There is nothing that hurts more than losing a loved one. Suddenly you have a whole in your being where this person once existed. It doesn’t matter who the individual was, friend, neighbor, family, etc., if you cared for this person, shared a part of yourself with this person, once they die, you have now lost that portion you shared. You will always have the memories, but memories don’t fill up the five senses. You can’t touch a memory. Memories can be triggered by the other senses, sight, smell, sound, and taste, but they are a distant second to actually being with the individual who once shared space with you.
I have a little too much experience lately with Grief and the slow healing process that comes from it. in the last 18 months I have had 7 deaths of people I cared for some of whom I loved with what felt like all my heart. Each death has affected me deeply and I am at a different stage of healing for each. I am by no means an expert, but I want to share what I have discovered. Maybe what I have learned will help someone else.
The closer you are to the individual the longer the pain lasts, the longer the grief lasts, and the longer the waves of numbness can roll over you and knock you down. I lost two of my favorite people in the world back to back in the space of six weeks 18 months ago. My mother-in-law and my father. I still haven’t recovered. I am okay with that. I can smile and laugh and share stories of both. I have more good days than bad, but I can hear a song, I can see a movie, and the pain will come back raw and fresh. It is okay about that too. I roll with the punches and know the pain will fade. I think of it like riding waves on a small boogie board. I will reach the shore.
Two of the deaths were individuals that I took care of at work. They were wonderful individuals that brought a smile to the face of anyone who spoke to them. I smile when I think of them. I feel pain for their loved ones and I feel peace that they are no longer in pain. The whole I have is small, but is there because the sun is not as bright when I think about the fact I can’t speak to them each day and tease them. One of them volunteered for over 20 years with young children touching countless lives, and I hurt for those who will never know his kindness and encouragement.
Two deaths were an Aunt and Uncle who were more like grandparents to me than just an aunt ant uncle. The Uncle would drive from Atlanta to Wilmington North Carolina once a month when I was in college, so he could see that I was all right and report to my parents overseas that I was doing okay. He did this every month for 4 years like clock work. There were other stories I could speak of his dedication to his family. His love for gardening, and his soft-spoken ways of letting you know if you were on the right path. My Aunt was kind, helped to raise my father, and believed family was everything. I have peace for my aunt, but the whole for my uncle is almost as big as that for my father.
My final death is fresh. I am still numb. I haven’t cried yet. I am not sure when I will. My father-in-law and I did not have the best relationship because he and my husband did not. 8 months ago my husband became my father-in-law’s primary caregiver. I supported my husband’s decision. I even understood it. It was a chance to get closure, and to help someone who desperately needed it. It is something we as a couple do a lot.
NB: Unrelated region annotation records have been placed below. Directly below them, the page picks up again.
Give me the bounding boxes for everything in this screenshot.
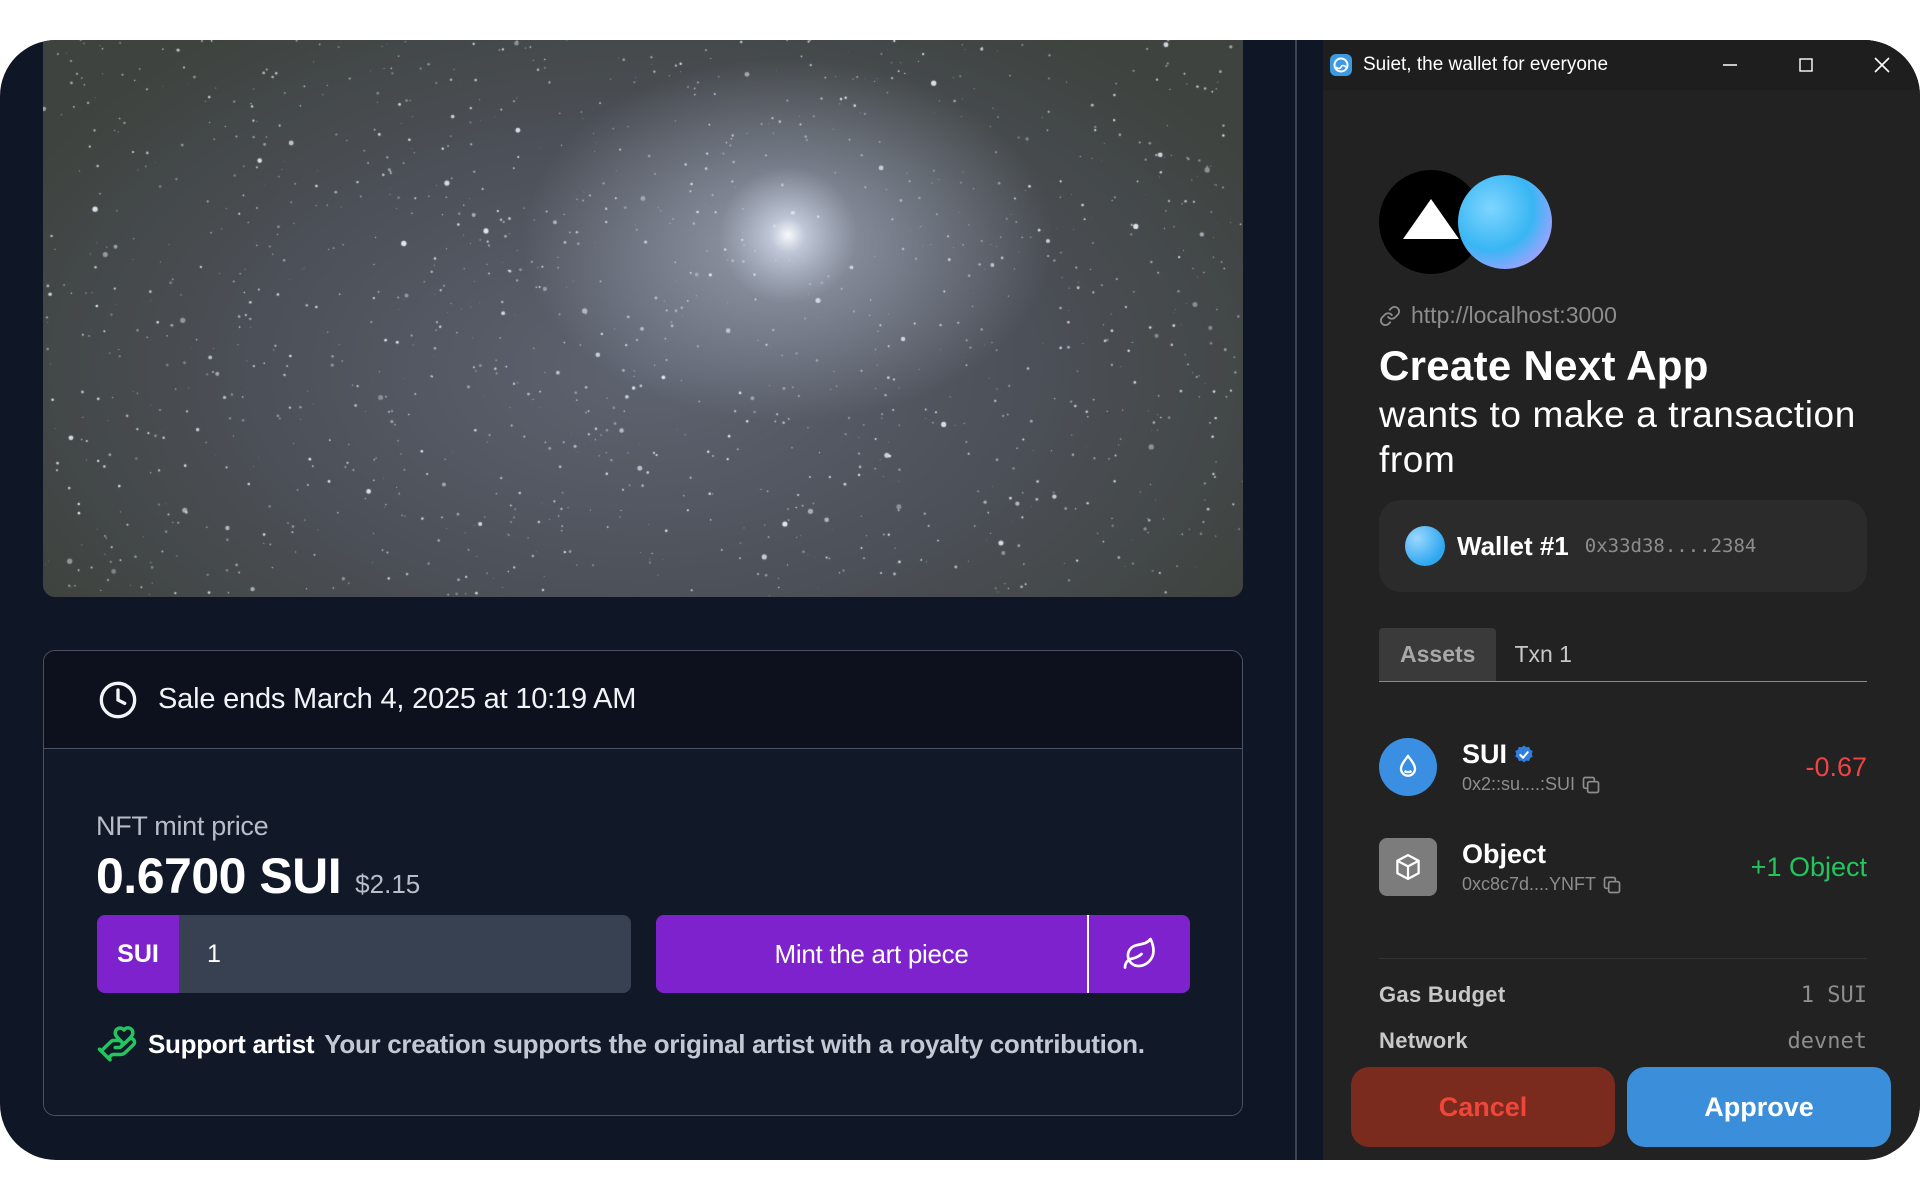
asset-address: 0xc8c7d....YNFT [1462, 874, 1622, 895]
quantity-input[interactable] [179, 915, 631, 993]
wallet-avatar [1405, 526, 1445, 566]
wallet-popup: Suiet, the wallet for everyone http://lo… [1323, 40, 1920, 1160]
maximize-icon [1799, 58, 1813, 72]
link-icon [1379, 305, 1401, 326]
leaf-icon [1123, 937, 1155, 969]
detail-value: 1 SUI [1800, 982, 1867, 1008]
cube-icon [1379, 838, 1437, 896]
suiet-app-icon [1330, 54, 1352, 76]
dapp-url-row: http://localhost:3000 [1379, 302, 1617, 329]
asset-address-label: 0x2::su....:SUI [1462, 774, 1576, 794]
asset-name: Object [1462, 839, 1622, 870]
mint-price-label: NFT mint price [96, 811, 269, 841]
support-artist-heading: Support artist [148, 1028, 315, 1059]
eco-leaf-button[interactable] [1087, 915, 1190, 993]
sui-droplet-icon [1379, 738, 1437, 796]
panel-divider [1295, 40, 1297, 1160]
copy-icon[interactable] [1602, 875, 1622, 895]
maximize-button[interactable] [1768, 40, 1844, 90]
mint-button[interactable]: Mint the art piece [656, 915, 1087, 993]
wallet-account-card: Wallet #1 0x33d38....2384 [1379, 500, 1867, 592]
support-artist-row: Support artist Your creation supports th… [96, 1023, 1145, 1065]
tab-txn-1[interactable]: Txn 1 [1496, 628, 1590, 681]
wallet-name: Wallet #1 [1457, 530, 1569, 561]
close-icon [1874, 57, 1890, 73]
cancel-button[interactable]: Cancel [1351, 1067, 1615, 1147]
asset-change: -0.67 [1805, 751, 1867, 782]
asset-name-label: Object [1462, 839, 1547, 869]
detail-label: Network [1379, 1028, 1468, 1053]
mint-group: Mint the art piece [656, 915, 1190, 993]
detail-row-network: Network devnet [1379, 1028, 1867, 1054]
approve-button[interactable]: Approve [1627, 1067, 1891, 1147]
asset-address: 0x2::su....:SUI [1462, 774, 1601, 795]
quantity-group: SUI [97, 915, 631, 993]
dapp-logos [1379, 170, 1552, 274]
nft-artwork-image [43, 40, 1243, 597]
tab-bar: Assets Txn 1 [1379, 628, 1867, 682]
sale-ends-text: Sale ends March 4, 2025 at 10:19 AM [158, 683, 637, 715]
sale-card: Sale ends March 4, 2025 at 10:19 AM NFT … [43, 650, 1243, 1116]
dapp-url: http://localhost:3000 [1411, 302, 1617, 328]
clock-icon [99, 681, 137, 718]
asset-name: SUI [1462, 739, 1601, 770]
detail-row-gas-budget: Gas Budget 1 SUI [1379, 982, 1867, 1008]
minimize-icon [1723, 64, 1737, 66]
asset-address-label: 0xc8c7d....YNFT [1462, 874, 1597, 894]
copy-icon[interactable] [1581, 775, 1601, 795]
request-description: wants to make a transaction from [1379, 394, 1856, 480]
support-artist-text: Your creation supports the original arti… [324, 1028, 1145, 1059]
close-button[interactable] [1844, 40, 1920, 90]
detail-value: devnet [1787, 1028, 1867, 1054]
window-titlebar: Suiet, the wallet for everyone [1323, 40, 1920, 90]
asset-row-object: Object 0xc8c7d....YNFT +1 Object [1379, 837, 1867, 897]
details-divider [1379, 958, 1867, 959]
asset-row-sui: SUI 0x2::su....:SUI -0.67 [1379, 737, 1867, 797]
app-frame: Sale ends March 4, 2025 at 10:19 AM NFT … [0, 40, 1920, 1160]
asset-change: +1 Object [1750, 851, 1867, 882]
sale-header: Sale ends March 4, 2025 at 10:19 AM [44, 651, 1242, 749]
hand-heart-icon [97, 1026, 137, 1062]
asset-name-label: SUI [1462, 739, 1508, 769]
quantity-currency-addon: SUI [97, 915, 179, 993]
sale-body: NFT mint price 0.6700 SUI $2.15 SUI Mint… [44, 749, 1242, 1115]
price-row: 0.6700 SUI $2.15 [96, 847, 420, 905]
detail-label: Gas Budget [1379, 982, 1506, 1007]
verified-badge-icon [1515, 744, 1533, 762]
wallet-address: 0x33d38....2384 [1584, 535, 1757, 557]
window-title: Suiet, the wallet for everyone [1363, 54, 1609, 75]
wallet-app-logo-icon [1458, 175, 1552, 269]
tab-assets[interactable]: Assets [1379, 628, 1497, 681]
dapp-name: Create Next App [1379, 342, 1709, 389]
minimize-button[interactable] [1692, 40, 1768, 90]
price-usd: $2.15 [355, 869, 421, 899]
price-value: 0.6700 SUI [96, 848, 342, 904]
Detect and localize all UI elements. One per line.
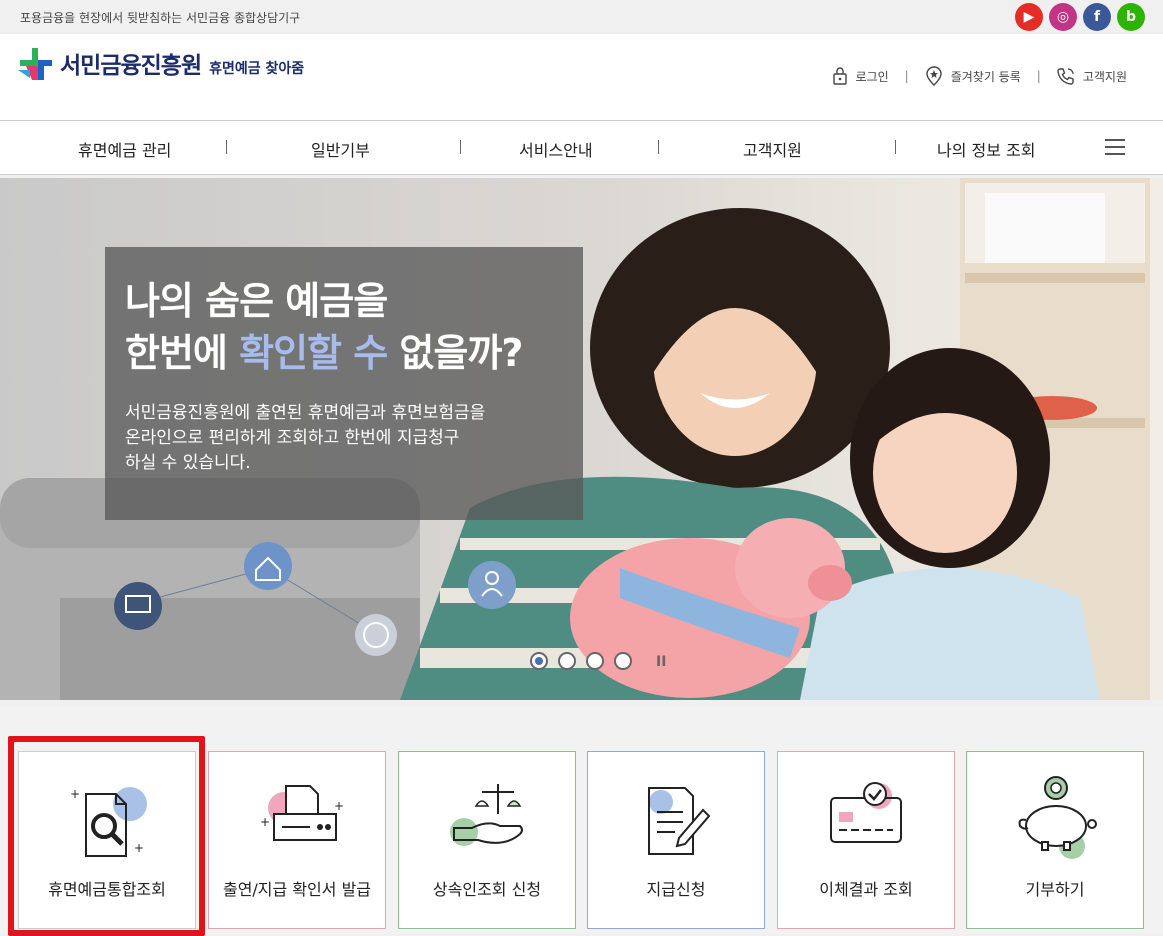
quick-item-label: 지급신청 (646, 880, 706, 899)
piggy-bank-icon (1018, 776, 1097, 859)
hero-headline: 나의 숨은 예금을 한번에 확인할 수 없을까? (125, 275, 563, 379)
support-link[interactable]: 고객지원 (1057, 67, 1127, 85)
quick-item-label: 출연/지급 확인서 발급 (222, 880, 372, 899)
carousel-indicators (530, 652, 632, 670)
nav-divider (895, 140, 896, 154)
support-label: 고객지원 (1082, 69, 1127, 84)
quick-item-heir-search[interactable]: 상속인조회 신청 (398, 751, 576, 929)
bookmark-link[interactable]: 즐겨찾기 등록 (925, 66, 1021, 86)
carousel-dot-2[interactable] (558, 652, 576, 670)
quick-item-certificate[interactable]: + + 출연/지급 확인서 발급 (208, 751, 386, 929)
quick-item-label: 상속인조회 신청 (432, 880, 542, 899)
nav-divider (226, 140, 227, 154)
logo-name: 서민금융진흥원 (60, 53, 202, 79)
bookmark-label: 즐겨찾기 등록 (950, 69, 1021, 84)
header-util-links: 로그인 | 즐겨찾기 등록 | 고객지원 (832, 66, 1127, 86)
logo-subtitle: 휴면예금 찾아줌 (209, 61, 305, 77)
svg-text:+: + (260, 815, 270, 829)
certificate-printer-icon: + + (260, 785, 344, 841)
carousel-dot-1[interactable] (530, 652, 548, 670)
card-check-icon (830, 782, 902, 843)
star-pin-icon (926, 66, 942, 86)
quick-item-payment-request[interactable]: 지급신청 (587, 751, 765, 929)
svg-text:+: + (334, 799, 344, 813)
hero-headline-post: 없을까? (387, 331, 523, 375)
carousel-dot-3[interactable] (586, 652, 604, 670)
instagram-icon[interactable]: ◎ (1049, 3, 1077, 31)
logo-mark-icon (18, 48, 56, 84)
hero-description: 서민금융진흥원에 출연된 휴면예금과 휴면보험금을 온라인으로 편리하게 조회하… (125, 401, 563, 476)
hero-headline-line1: 나의 숨은 예금을 (125, 279, 388, 323)
facebook-icon[interactable]: f (1083, 3, 1111, 31)
hero-desc-line3: 하실 수 있습니다. (125, 453, 251, 473)
nav-item-service-guide[interactable]: 서비스안내 (519, 137, 593, 161)
menu-icon[interactable] (1105, 139, 1125, 155)
top-utility-bar: 포용금융을 현장에서 뒷받침하는 서민금융 종합상담기구 ▶ ◎ f b (0, 0, 1163, 34)
blog-icon[interactable]: b (1117, 3, 1145, 31)
quick-item-label: 기부하기 (1025, 880, 1085, 899)
quick-menu: + + 휴면예금통합조회 + + 출연/지급 확인서 발급 상속인조회 신청 지… (0, 706, 1163, 936)
social-links: ▶ ◎ f b (1015, 3, 1145, 31)
lock-icon (832, 67, 847, 85)
nav-item-donation[interactable]: 일반기부 (311, 137, 370, 161)
quick-item-transfer-result[interactable]: 이체결과 조회 (777, 751, 955, 929)
nav-divider (460, 140, 461, 154)
login-link[interactable]: 로그인 (832, 67, 889, 85)
form-pen-icon (648, 787, 711, 855)
hero-headline-line2: 한번에 확인할 수 없을까? (125, 327, 563, 379)
hero-desc-line2: 온라인으로 편리하게 조회하고 한번에 지급청구 (125, 428, 460, 448)
nav-item-customer-support[interactable]: 고객지원 (743, 137, 802, 161)
nav-item-my-info[interactable]: 나의 정보 조회 (937, 137, 1036, 161)
hero-desc-line1: 서민금융진흥원에 출연된 휴면예금과 휴면보험금을 (125, 403, 486, 423)
carousel-dot-4[interactable] (614, 652, 632, 670)
quick-item-label: 이체결과 조회 (819, 880, 913, 899)
scale-hand-icon (450, 784, 523, 846)
youtube-icon[interactable]: ▶ (1015, 3, 1043, 31)
selection-highlight-box (8, 736, 205, 936)
hero-headline-pre: 한번에 (125, 331, 240, 375)
hero-banner: 나의 숨은 예금을 한번에 확인할 수 없을까? 서민금융진흥원에 출연된 휴면… (0, 178, 1163, 700)
util-divider: | (904, 69, 909, 83)
carousel-pause-button[interactable]: II (656, 654, 666, 670)
util-divider: | (1036, 69, 1041, 83)
phone-icon (1057, 68, 1074, 85)
site-header: 서민금융진흥원 휴면예금 찾아줌 로그인 | 즐겨찾기 등록 | 고객지원 (0, 34, 1163, 120)
quick-item-donate[interactable]: 기부하기 (966, 751, 1144, 929)
site-logo[interactable]: 서민금융진흥원 휴면예금 찾아줌 (18, 48, 304, 84)
site-tagline: 포용금융을 현장에서 뒷받침하는 서민금융 종합상담기구 (20, 11, 301, 25)
nav-divider (658, 140, 659, 154)
hero-message-box: 나의 숨은 예금을 한번에 확인할 수 없을까? 서민금융진흥원에 출연된 휴면… (105, 247, 583, 520)
hero-headline-highlight: 확인할 수 (239, 331, 388, 375)
main-navigation: 휴면예금 관리 일반기부 서비스안내 고객지원 나의 정보 조회 (0, 120, 1163, 175)
login-label: 로그인 (855, 69, 889, 84)
nav-item-dormant-deposit[interactable]: 휴면예금 관리 (78, 137, 171, 161)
Today my father-in-law died. He died at peace knowing he was loved. There is a whole, but I feel more pain for my husband than I do myself. I am sure this is just the numbness.
Seven deaths, different stages, different reactions all real. These people were important to me. Some were more important than others, but all took a piece of me when they died. I will not get that piece back. I am okay with that. The reason I am okay with that is because of the heart and the spirit’s amazing capacity to heal. I will never be whole. I don’t want to be. That would mean these people weren’t important and they were. What I can do is feel, remember, understand the pain, and eventually let go. I may not even realize I’ve let go. I will always have the memories, pictures, songs, etc. They may be a poor substitute for the real thing, but I will take what I can get.
Don’t let anyone rush you to feel anything, not feel anything, cry, scream, rant, etc. We are individuals. We will feel things differently. No one feels anything exactly the same way as someone else. Don’t wallow, but don’t think you have a timeline you have to go by. You will always have a hole if you cared, but while that hole won’t ever fill in, you can create new connections that will sustain you, build you up, and take you further than you dreamed. These holes instead of weakening you foundation can make it stronger if you allow it. let those memories fill the holes like concrete and rebar. You will be stronger and able to face the next challenge life throws your way. Trust me. After 7 deaths in 18 months, I think I could bench press a VW Bug. Let life in after grief it heals and gets better. Enjoy the holes. The lives that caused them were worth it.